クルクル回して収納。くるくる回して収納。くるくる回して収納。ひたすら繰り返す。無心で穴を掘り進める。
「裕太。お疲れ様。短時間で随分深く掘れるのね」
「あっ、シルフィ。ハンドオーガーが凄いからサクサク掘れるよ。それより何かあったの?」
「いいえ。穴をのぞいたら随分深くまで掘れてたから様子を見に来ただけよ」
シルフィの言葉にふと上を見上げると、地上の穴がずいぶん遠くに見える。五十メートルぐらいは掘り進んでいるか?
「そうなんだ。結構深くまで掘れてるよね。でも全然水が出る気配が無いよ」
「うーん。周りの土を見ると土が死んでるから水は出ないでしょうね。

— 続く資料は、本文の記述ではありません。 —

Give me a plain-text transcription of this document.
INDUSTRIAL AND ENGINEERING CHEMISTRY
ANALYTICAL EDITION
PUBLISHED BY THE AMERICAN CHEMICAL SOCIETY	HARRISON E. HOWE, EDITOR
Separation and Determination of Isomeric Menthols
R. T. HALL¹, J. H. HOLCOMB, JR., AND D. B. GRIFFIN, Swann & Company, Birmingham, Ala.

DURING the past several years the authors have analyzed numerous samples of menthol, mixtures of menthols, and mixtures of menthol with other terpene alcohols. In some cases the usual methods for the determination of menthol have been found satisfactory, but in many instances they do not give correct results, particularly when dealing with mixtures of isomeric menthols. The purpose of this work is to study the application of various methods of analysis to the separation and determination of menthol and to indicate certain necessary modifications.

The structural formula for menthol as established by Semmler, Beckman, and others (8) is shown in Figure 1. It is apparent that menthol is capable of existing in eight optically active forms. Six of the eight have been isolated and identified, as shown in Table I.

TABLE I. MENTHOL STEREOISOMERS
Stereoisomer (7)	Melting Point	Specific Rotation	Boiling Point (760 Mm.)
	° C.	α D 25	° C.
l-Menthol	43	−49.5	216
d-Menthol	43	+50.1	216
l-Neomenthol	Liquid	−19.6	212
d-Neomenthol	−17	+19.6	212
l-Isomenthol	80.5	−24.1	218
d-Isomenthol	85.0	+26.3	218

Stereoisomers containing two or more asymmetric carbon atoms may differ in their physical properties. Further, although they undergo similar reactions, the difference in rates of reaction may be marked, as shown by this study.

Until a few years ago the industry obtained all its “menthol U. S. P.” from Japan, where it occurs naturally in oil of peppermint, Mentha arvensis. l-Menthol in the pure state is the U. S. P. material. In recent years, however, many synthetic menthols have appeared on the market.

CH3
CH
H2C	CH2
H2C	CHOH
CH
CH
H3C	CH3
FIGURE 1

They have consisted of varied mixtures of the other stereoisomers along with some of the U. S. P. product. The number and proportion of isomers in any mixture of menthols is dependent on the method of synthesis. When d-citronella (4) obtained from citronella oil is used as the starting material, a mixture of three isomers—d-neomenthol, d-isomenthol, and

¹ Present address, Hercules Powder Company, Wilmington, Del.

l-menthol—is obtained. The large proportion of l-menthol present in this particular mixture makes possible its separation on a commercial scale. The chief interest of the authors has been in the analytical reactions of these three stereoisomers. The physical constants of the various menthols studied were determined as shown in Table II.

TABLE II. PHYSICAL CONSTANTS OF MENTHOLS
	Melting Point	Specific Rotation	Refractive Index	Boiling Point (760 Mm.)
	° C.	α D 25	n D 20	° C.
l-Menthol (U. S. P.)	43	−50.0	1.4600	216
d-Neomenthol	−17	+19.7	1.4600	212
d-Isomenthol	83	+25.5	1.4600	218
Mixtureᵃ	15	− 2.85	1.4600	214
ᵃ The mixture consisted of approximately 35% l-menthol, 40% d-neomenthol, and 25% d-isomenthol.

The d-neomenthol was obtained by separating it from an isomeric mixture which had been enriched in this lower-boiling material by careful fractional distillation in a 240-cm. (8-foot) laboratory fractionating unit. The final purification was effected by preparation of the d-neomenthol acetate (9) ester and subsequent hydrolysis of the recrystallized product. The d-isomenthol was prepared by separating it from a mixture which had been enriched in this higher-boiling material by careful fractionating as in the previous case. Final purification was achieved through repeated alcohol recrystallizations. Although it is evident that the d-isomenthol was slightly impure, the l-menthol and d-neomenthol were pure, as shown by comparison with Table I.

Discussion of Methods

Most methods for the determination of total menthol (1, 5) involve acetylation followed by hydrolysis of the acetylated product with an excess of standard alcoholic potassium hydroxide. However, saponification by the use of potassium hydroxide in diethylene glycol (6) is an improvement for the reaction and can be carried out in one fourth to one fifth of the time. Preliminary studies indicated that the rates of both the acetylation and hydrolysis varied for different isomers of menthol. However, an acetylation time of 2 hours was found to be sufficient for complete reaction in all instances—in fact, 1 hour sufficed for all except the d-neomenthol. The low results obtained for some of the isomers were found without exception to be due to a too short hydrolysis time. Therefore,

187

あとどのぐらい掘るつもりなの?」
土が死んでる……怖い言葉だ。二か所ほど岩盤をぶち抜いたのにまだ土が死んでるとか、どれだけ酷い争いが起こったんだろう。ハッチャけ過ぎだな。
「まだ土が死んでるんだ。限界まで掘り進めるつもり。土が死んでいるなら、土が生きている所までは辿り着きたいな」
「限界まで掘るの? どこが限界か分からないから怖いわね」
日本でも温泉を掘る時には千メートルを超えるんだ。五十メートルぐらいはまだまだだよね。出てきて欲しいのは水なんだけど。いざとなったら温泉でも構わない。石油は使い道が難しそうだから勘弁だ。
「そんなに無理はしないよ。せめて土が生きている場所までは掘りたいけど……」
「程々にして無理はしないようにね」
「うん。肉体的には辛くないから大丈夫だけど、無理はしないで頑張るよ」
穴が深くなると酸欠が怖いよね。シルフィに風を送り込んでもらいたいけど、直接的な協力は駄目って言ってたから無理だろうな。まあ直径二メートルあれば空気は入ってくるだろう。
あとシルフィが風に乗って降りてきてくれたから、勝手に空気が掻き混ぜられて助かる。偶に降りてきてくれるように頼んでおこう。
「ねえ裕太。そもそもここからどうやって出るつもりなの?」
「ん? 水が出なかったら収納した土を放出して穴を埋めながら外に出るよ。水が出たら壁に螺旋階段を掘りながら上に登るつもり」
大変だけど螺旋階段を掘り進めながら外に出れたら嬉しい。
「ちゃんと考えていたのね。良かったわ」
「シルフィ。俺の事を馬鹿だと思ってない? ちゃんと考えてるよ」
「ふふ、馬鹿だなんて思ってないわ。ただ少し心配だっただけ、ごめんね」
おうふ。可愛いな。
「心配してくれてありがとう。いい気分転換になったよ。偶に様子を見に来てくれると助かる」
「ええ。でも次に来るのはあの子よ。騒いでも怒らないであげてね」
あの子……幼女精霊か。明るくて楽しい子だから来てくれると気分転換にはなるよね。
「怒らないけど騒いで壁が崩れたら怖いから、あまり騒がないように言っておいて」
「あら、それは危険ね。ちゃんと注意しておくから安心して」
「お願いね」
シルフィと別れて、再び穴掘りに没頭する。クルクル回して収納。くるくる回して収納。あと何回繰り返すんだろう。
***
「きゃはは。くらーい」
穴掘りに没頭していると上から笑い声が響いてきた。幼女精霊が遊びに来たのか。暗い……うん、暗いな。没頭していたからあまり気にしなかったけど、光も届かないほど深くなっている。とりあえず明かりを上げるか。魔法で光球を打ち上げる。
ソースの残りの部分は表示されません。